Além do penta

Além da taça, conquista da Copa do Brasil pode significar muito para o Cruzeiro

Em 28/09/2017 16:59

Além do penta

É CAMPEÃO! Este é o grito que o torcedor cruzeirense não se cansa de entoar desde a noite de ontem. Uma noite aliás épica no Mineirão, ou na Toca III, as duas nomeclaturas estão certas. Uma noite que começou cedo, aliás muito cedo com os torcedores tomando as ruas de Belo Horionte, esperando a hora de finalmente poder gritar que é sim, o rei de Copas do Brasil.

O título veio suado, sofrido, vencendo Grêmio e Flamengo nos pênaltis, passando suado de Palmeiras, Chapecoense e São Paulo, mas sempre com sucesso. Mas muito além da taça, ser pentacampeão da Copa do Brasil é a consolidação de um trabalho feito por Mano Menezes, comissão técnica e jogadores, e mais, uma esperança de que o ano que vem pode vir a ser ainda melhor.

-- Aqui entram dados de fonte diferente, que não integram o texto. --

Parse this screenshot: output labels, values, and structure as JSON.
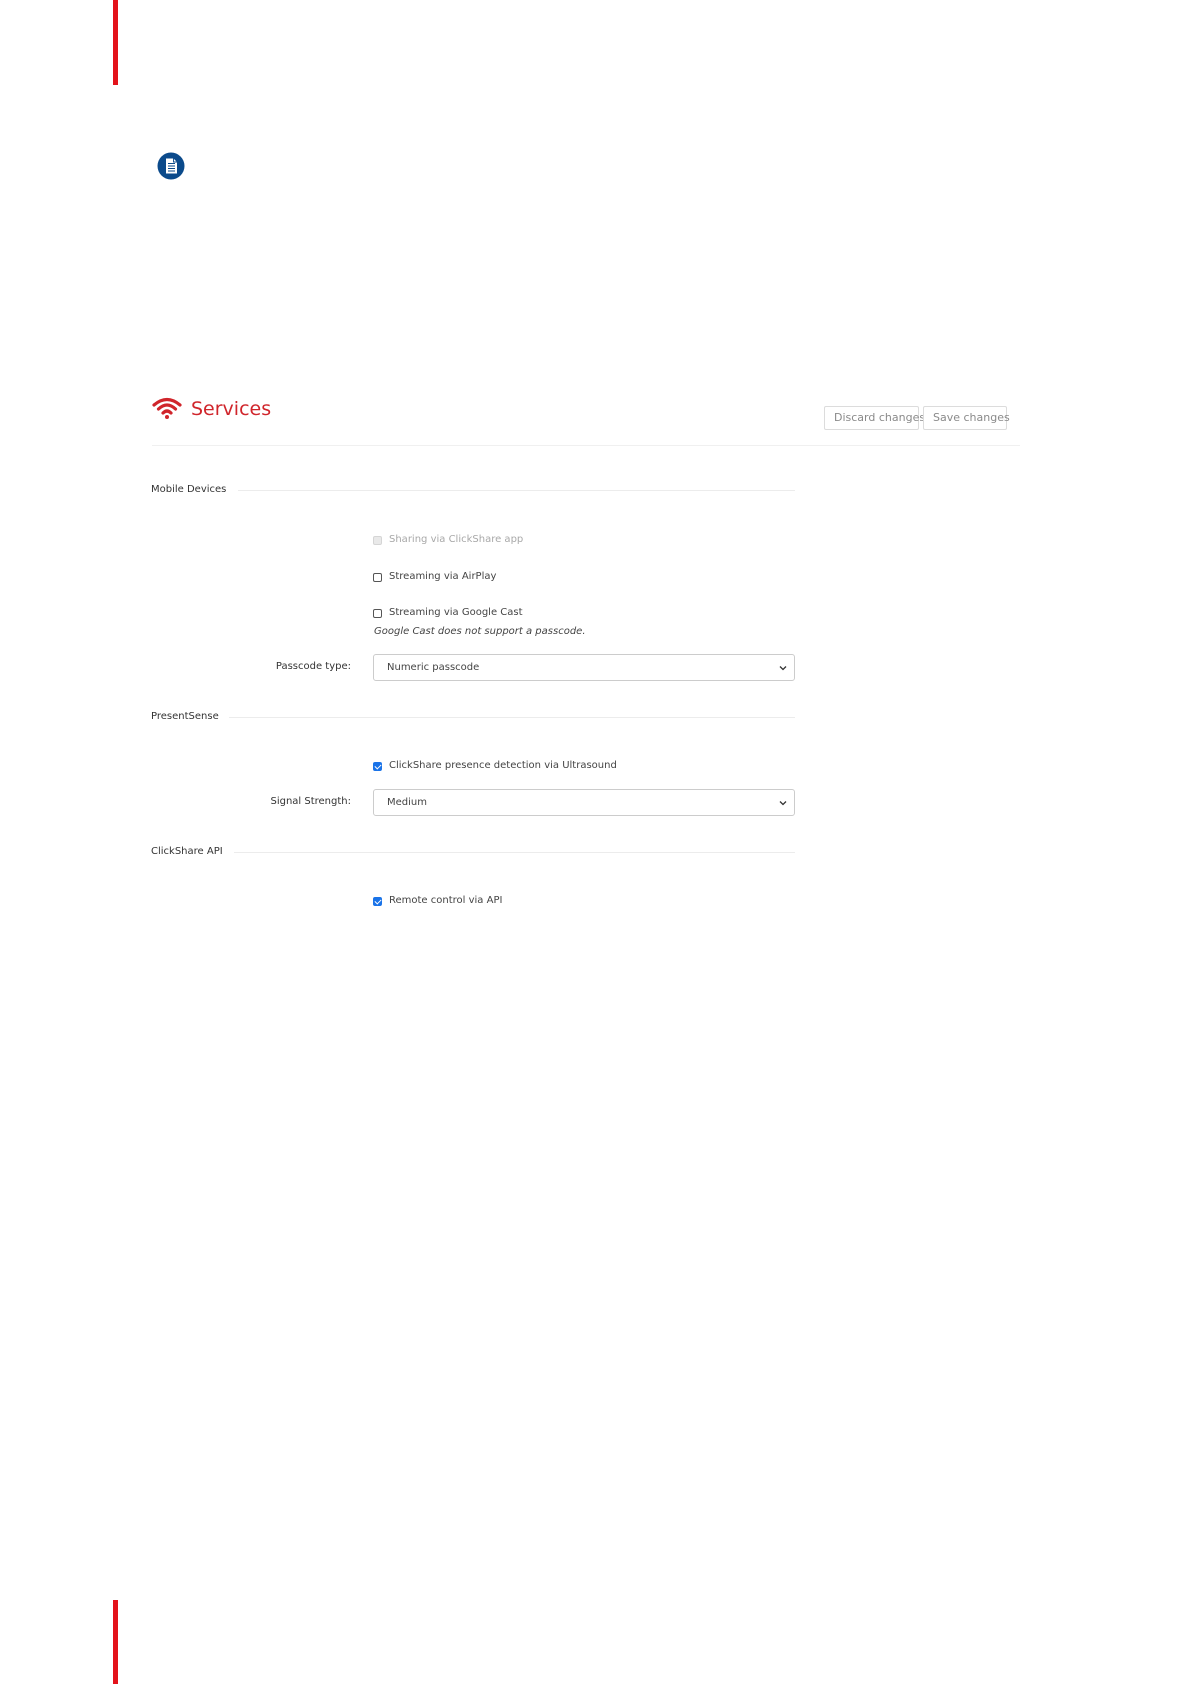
{
  "header": {
    "title": "Services",
    "discard_label": "Discard changes",
    "save_label": "Save changes",
    "accent_color": "#d0252b"
  },
  "mobile_devices": {
    "title": "Mobile Devices",
    "options": [
      {
        "label": "Sharing via ClickShare app",
        "checked": false,
        "disabled": true
      },
      {
        "label": "Streaming via AirPlay",
        "checked": false,
        "disabled": false
      },
      {
        "label": "Streaming via Google Cast",
        "checked": false,
        "disabled": false
      }
    ],
    "google_cast_note": "Google Cast does not support a passcode.",
    "passcode_label": "Passcode type:",
    "passcode_value": "Numeric passcode"
  },
  "presentsense": {
    "title": "PresentSense",
    "option": {
      "label": "ClickShare presence detection via Ultrasound",
      "checked": true
    },
    "signal_label": "Signal Strength:",
    "signal_value": "Medium"
  },
  "api": {
    "title": "ClickShare API",
    "option": {
      "label": "Remote control via API",
      "checked": true
    }
  },
  "icons": {
    "note": "note-icon",
    "wifi": "wifi-icon",
    "chevron": "chevron-down-icon"
  }
}
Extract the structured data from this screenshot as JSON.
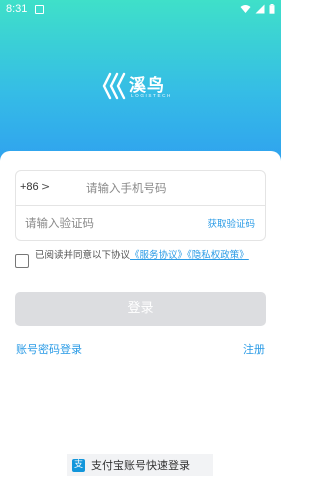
{
  "status_bar": {
    "time": "8:31"
  },
  "brand": {
    "name": "溪鸟",
    "sub": "LOGISTECH"
  },
  "login": {
    "country_code": "+86",
    "country_arrow": ">",
    "phone_placeholder": "请输入手机号码",
    "code_placeholder": "请输入验证码",
    "get_code": "获取验证码",
    "agreement_prefix": "已阅读并同意以下协议",
    "service_agreement": "《服务协议》",
    "privacy_policy": "《隐私权政策》",
    "login_button": "登录",
    "password_login": "账号密码登录",
    "register": "注册",
    "alipay_login": "支付宝账号快速登录"
  },
  "colors": {
    "accent": "#2a9be6",
    "gradient_top": "#3fe0c9",
    "gradient_bottom": "#2f9ff0",
    "button_disabled": "#dcdde0"
  }
}
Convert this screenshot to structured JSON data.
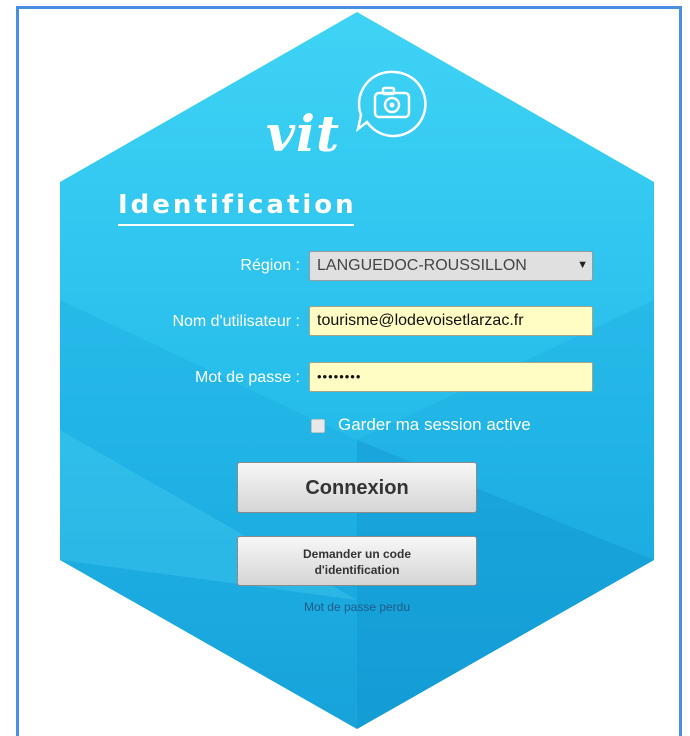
{
  "logo": {
    "text": "vit",
    "icon": "camera-bubble-icon"
  },
  "form": {
    "title": "Identification",
    "region_label": "Région :",
    "region_value": "LANGUEDOC-ROUSSILLON",
    "username_label": "Nom d'utilisateur :",
    "username_value": "tourisme@lodevoisetlarzac.fr",
    "password_label": "Mot de passe :",
    "password_value": "••••••••",
    "remember_label": "Garder ma session active",
    "remember_checked": false,
    "login_button": "Connexion",
    "request_code_button_line1": "Demander un code",
    "request_code_button_line2": "d'identification",
    "lost_password_link": "Mot de passe perdu"
  },
  "colors": {
    "hex_light": "#44d0f3",
    "hex_dark": "#17a7dc",
    "frame_border": "#4a90e2",
    "input_bg": "#fffdc4"
  }
}
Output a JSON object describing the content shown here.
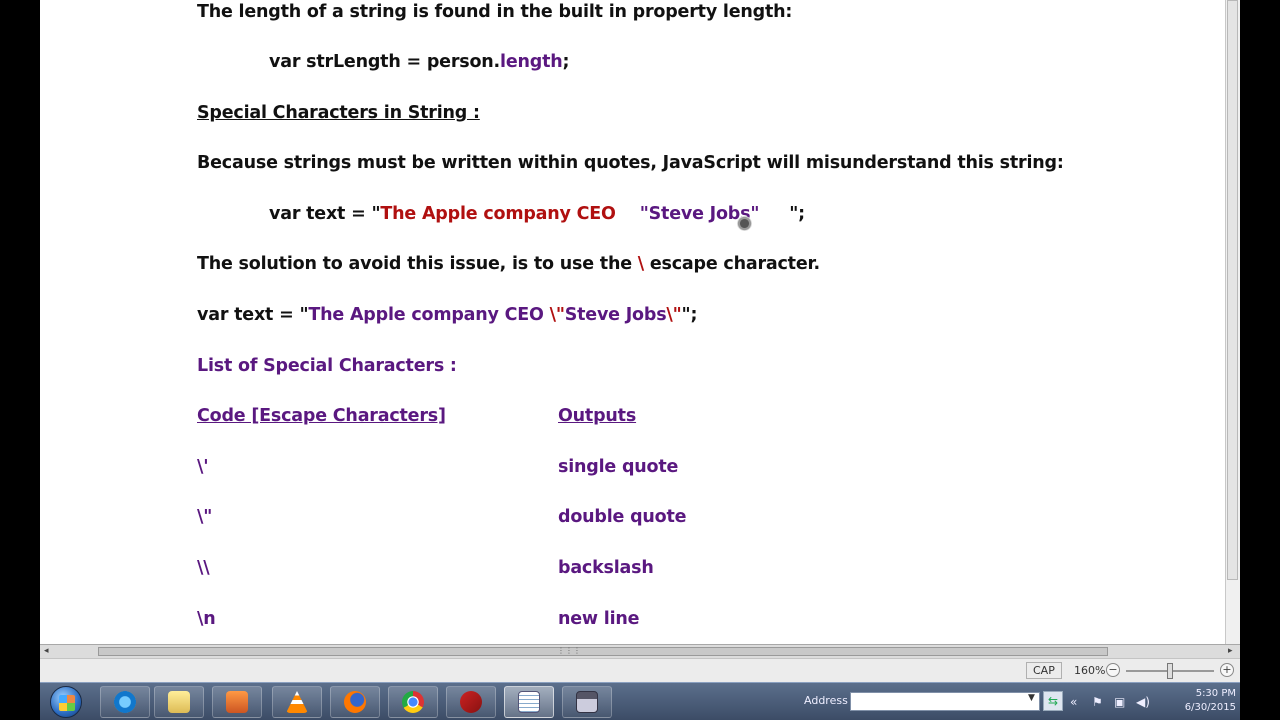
{
  "document": {
    "line1": "The length of a string is found in the built in property length:",
    "line2": {
      "code_a": "var strLength = person.",
      "code_b": "length",
      "code_c": ";"
    },
    "heading_special": "Special Characters in String :",
    "line_because": "Because strings must be written within quotes, JavaScript will misunderstand this string:",
    "line_var_text": {
      "a": "var text = \"",
      "b": "The Apple company CEO",
      "c": "\"Steve Jobs\"",
      "d": "\";"
    },
    "line_solution": {
      "a": "The solution to avoid this issue, is to use the ",
      "b": "\\",
      "c": " escape character."
    },
    "line_var_escaped": {
      "a": "var text = \"",
      "b": "The Apple company CEO ",
      "c": "\\\"",
      "d": "Steve Jobs",
      "e": "\\\"",
      "f": "\";"
    },
    "list_heading": "List of Special Characters :",
    "table": {
      "header_code": "Code [Escape Characters]",
      "header_output": "Outputs",
      "rows": [
        {
          "code": "\\'",
          "output": "single quote"
        },
        {
          "code": "\\\"",
          "output": "double quote"
        },
        {
          "code": "\\\\",
          "output": "backslash"
        },
        {
          "code": "\\n",
          "output": "new line"
        }
      ]
    }
  },
  "statusbar": {
    "caps": "CAP",
    "zoom": "160%",
    "zoom_minus": "−",
    "zoom_plus": "+",
    "zoom_level_fraction": 0.5
  },
  "taskbar": {
    "address_label": "Address",
    "address_value": "",
    "go_symbol": "⇆",
    "clock_time": "5:30 PM",
    "clock_date": "6/30/2015",
    "apps": [
      "start-orb",
      "internet-explorer",
      "file-explorer",
      "media-player",
      "vlc",
      "firefox",
      "chrome",
      "filezilla",
      "notepad",
      "floppy-save"
    ]
  },
  "colors": {
    "text": "#111111",
    "purple": "#5a1880",
    "red": "#b01010"
  }
}
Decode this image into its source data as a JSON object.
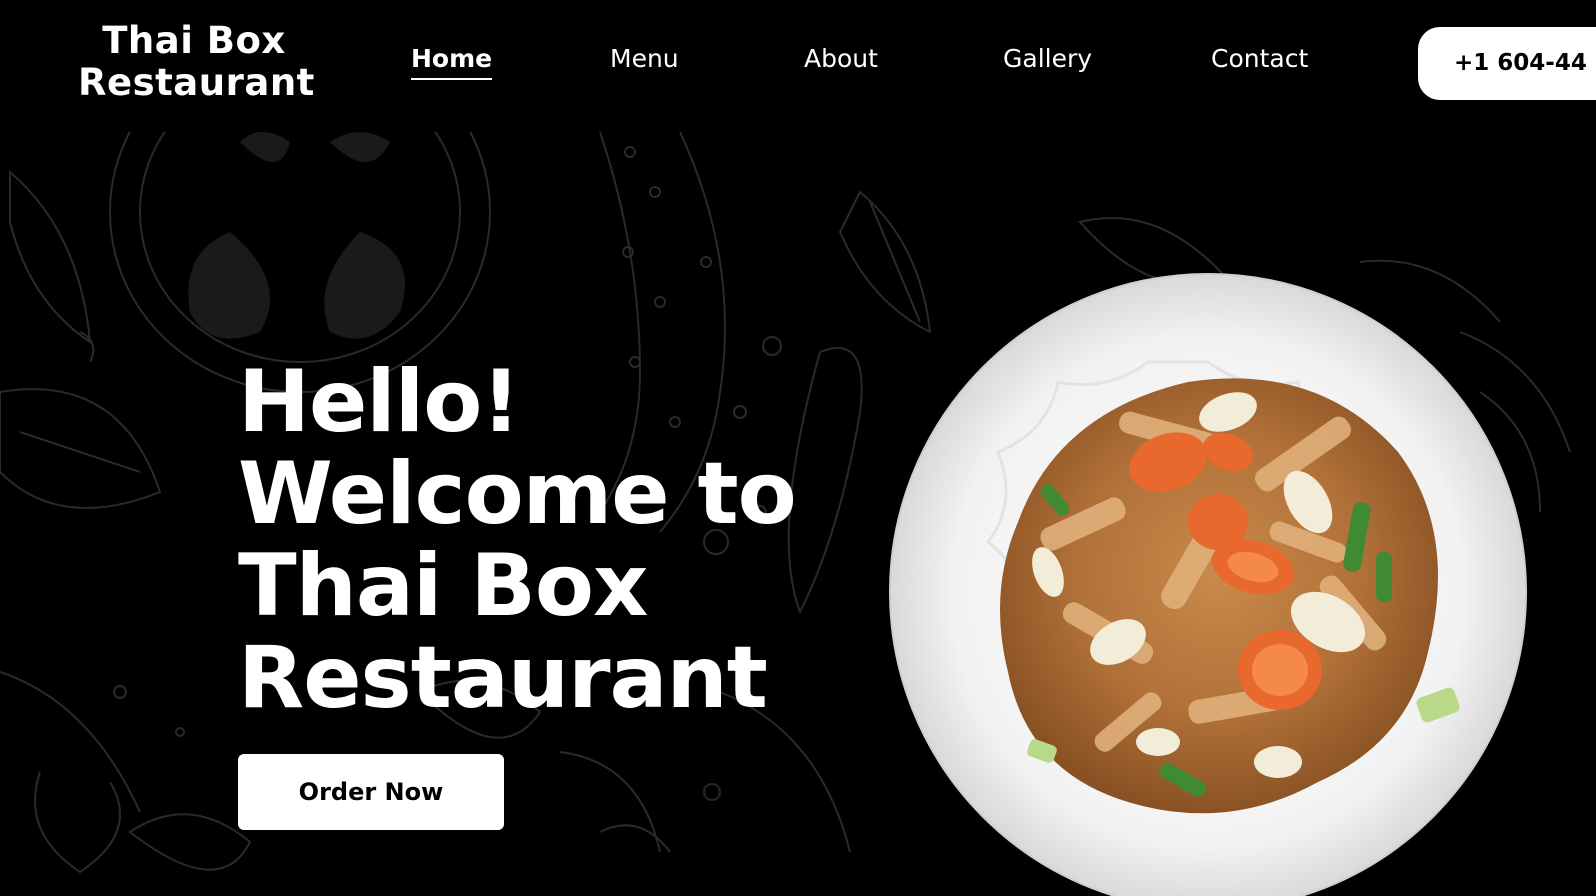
{
  "header": {
    "logo_line1": "Thai Box",
    "logo_line2": "Restaurant",
    "nav": [
      {
        "label": "Home",
        "active": true
      },
      {
        "label": "Menu",
        "active": false
      },
      {
        "label": "About",
        "active": false
      },
      {
        "label": "Gallery",
        "active": false
      },
      {
        "label": "Contact",
        "active": false
      }
    ],
    "phone_label": "+1 604-44"
  },
  "hero": {
    "title_lines": [
      "Hello!",
      "Welcome to",
      "Thai Box",
      "Restaurant"
    ],
    "order_button": "Order Now"
  },
  "colors": {
    "background": "#000000",
    "text": "#ffffff",
    "button_bg": "#ffffff",
    "button_text": "#000000",
    "pattern_stroke": "#2a2a2a"
  },
  "icons": {
    "food_image": "plate-of-thai-noodles-image",
    "background": "vegetable-doodle-pattern"
  }
}
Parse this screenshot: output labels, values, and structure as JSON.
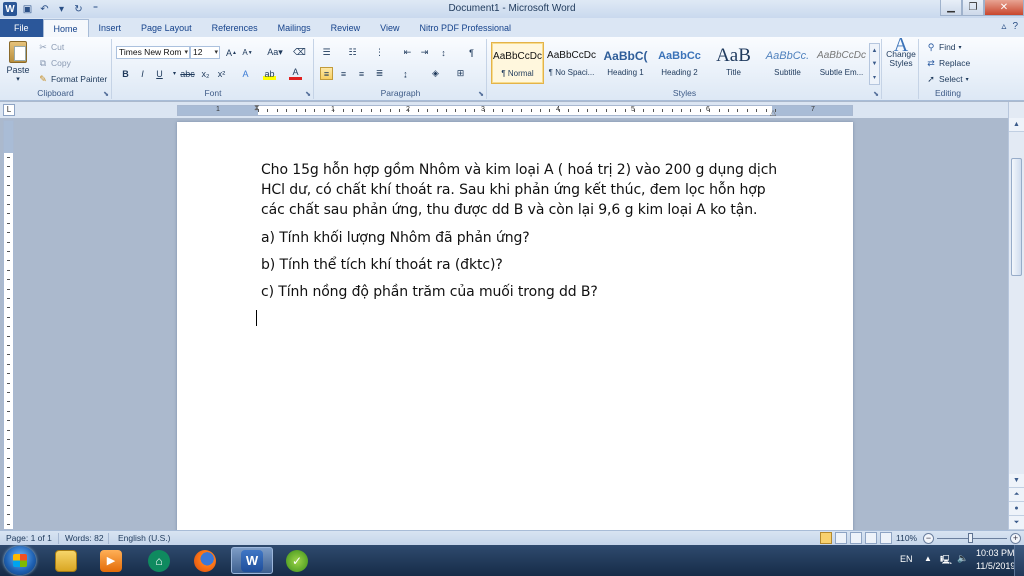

                                                              

Para começar o Cruzeiro agora é o primeiro brasileiro classificado para a fase de grupos da Taça Libertadores do ano que vem. Não vou aqui comemorar a vaga, comemoramos o título, isso sim, mas em um ano em que tanto desconfiaram da gente, ser o primeiro da país a por seu nome edição mais importante do continente é algo agradável. 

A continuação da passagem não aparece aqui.